10/02/20

20+20=40



Rieccomi nel 2020, l'anno appena trascorso è stato l'anno dei miei primi 40 anni, e forse anche gli ultimi, la mia aspettativa di vita da rocker si sta affievolendo e con essa anche tante speranze.
Di grande ispirazione per il 2019 c'è stato Mike Watt, che riuscii tempo addietro anche ad incontrare e ad assistere ad un suo bel concerto qui a Roma con Il Sogno del Marinaio.





Un eroe d'altri tempi, quando la musica era l'unico e vero espediente social degno di vivere. La stessa ispirazione che mi ha riportato alla ricerca di un nuovo ingaggio in una band con cui rimettermi in sala, in strada e su palco, come i vecchi tempi. Ma aimé, i tempi sono cambiati e le finalità stravolte, ma ciò nonostante amo lavorare a del materiale inedito, anche quando a priori sai di non riuscire a suonarlo quanto un repertorio di una cover band, eppure mi affascina lo studio delle mie linee di basso, dei suoi incastri ed arrangiamenti col resto dei musicisti coinvolti. Eppure la vita intorno a me gira così velocemente da non riuscire a cogliere nemmeno un colore dal famoso prisma di Newton.
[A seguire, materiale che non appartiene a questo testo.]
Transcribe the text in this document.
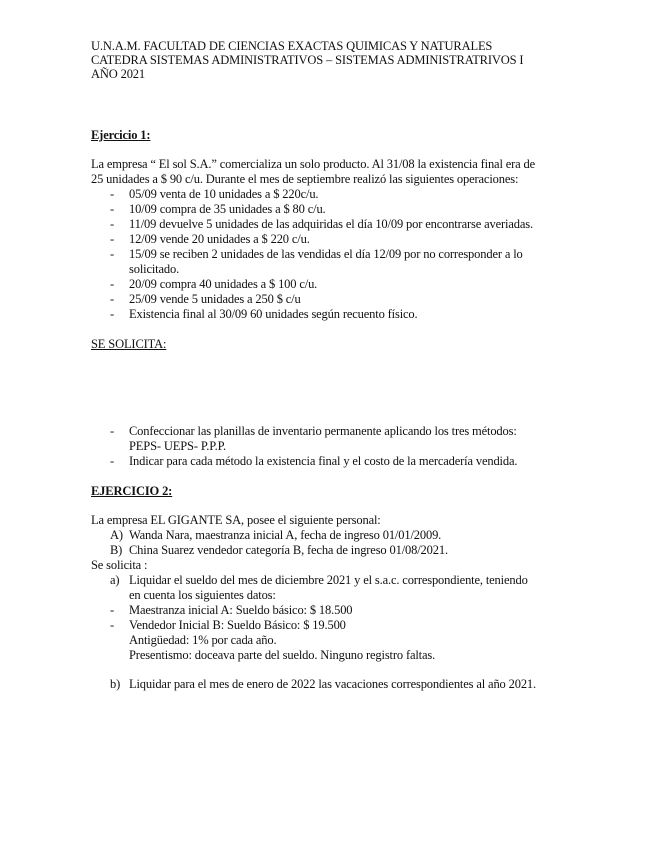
U.N.A.M. FACULTAD DE CIENCIAS EXACTAS QUIMICAS Y NATURALES
CATEDRA SISTEMAS ADMINISTRATIVOS – SISTEMAS ADMINISTRATRIVOS I
AÑO 2021
Ejercicio 1:
La empresa “ El sol S.A.” comercializa un solo producto. Al 31/08 la existencia final era de
25 unidades a $ 90 c/u. Durante el mes de septiembre realizó las siguientes operaciones:
- 05/09 venta de 10 unidades a $ 220c/u.
- 10/09 compra de 35 unidades a $ 80 c/u.
- 11/09 devuelve 5 unidades de las adquiridas el día 10/09 por encontrarse averiadas.
- 12/09 vende 20 unidades a $ 220 c/u.
- 15/09 se reciben 2 unidades de las vendidas el día 12/09 por no corresponder a lo
solicitado.
- 20/09 compra 40 unidades a $ 100 c/u.
- 25/09 vende 5 unidades a 250 $ c/u
- Existencia final al 30/09 60 unidades según recuento físico.
SE SOLICITA:
- Confeccionar las planillas de inventario permanente aplicando los tres métodos:
PEPS- UEPS- P.P.P.
- Indicar para cada método la existencia final y el costo de la mercadería vendida.
EJERCICIO 2:
La empresa EL GIGANTE SA, posee el siguiente personal:
A) Wanda Nara, maestranza inicial A, fecha de ingreso 01/01/2009.
B) China Suarez vendedor categoría B, fecha de ingreso 01/08/2021.
Se solicita :
a) Liquidar el sueldo del mes de diciembre 2021 y el s.a.c. correspondiente, teniendo
en cuenta los siguientes datos:
- Maestranza inicial A: Sueldo básico: $ 18.500
- Vendedor Inicial B: Sueldo Básico: $ 19.500
Antigüedad: 1% por cada año.
Presentismo: doceava parte del sueldo. Ninguno registro faltas.
b) Liquidar para el mes de enero de 2022 las vacaciones correspondientes al año 2021.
Quindi al fine di non sentirmi in imbarazzo, o peggio anche fuori luogo, ho deciso pian piano di prendermi il tempo necessario per scindere tutto, e forse di scrollarmelo di dosso, da non dedicarmi a nient'altro se non per un reale profitto personale.
A 40 anni, ho sufficienti motivazioni per sottrarmi anche solo per intuito.
Perderò tra esse, di sicuro, tante buone occasioni, ma non posso più permettermelo.
It's one life, enjoy!


Ho ripreso l'ascolto e lo studio dei grandi del jazz, la più grande dottrina musicale, artisti intramontabili quanto i grandi classici greci e latini.
E' risaputa la mia predilezione per Bill Evans e John Coltrane, ma stavolta l'approccio sembra totale. Il jazz nella mia vita è sempre stato un tramite e mai una fine.
Tutto quello che si apprende dal suo studio è universale ed infinito.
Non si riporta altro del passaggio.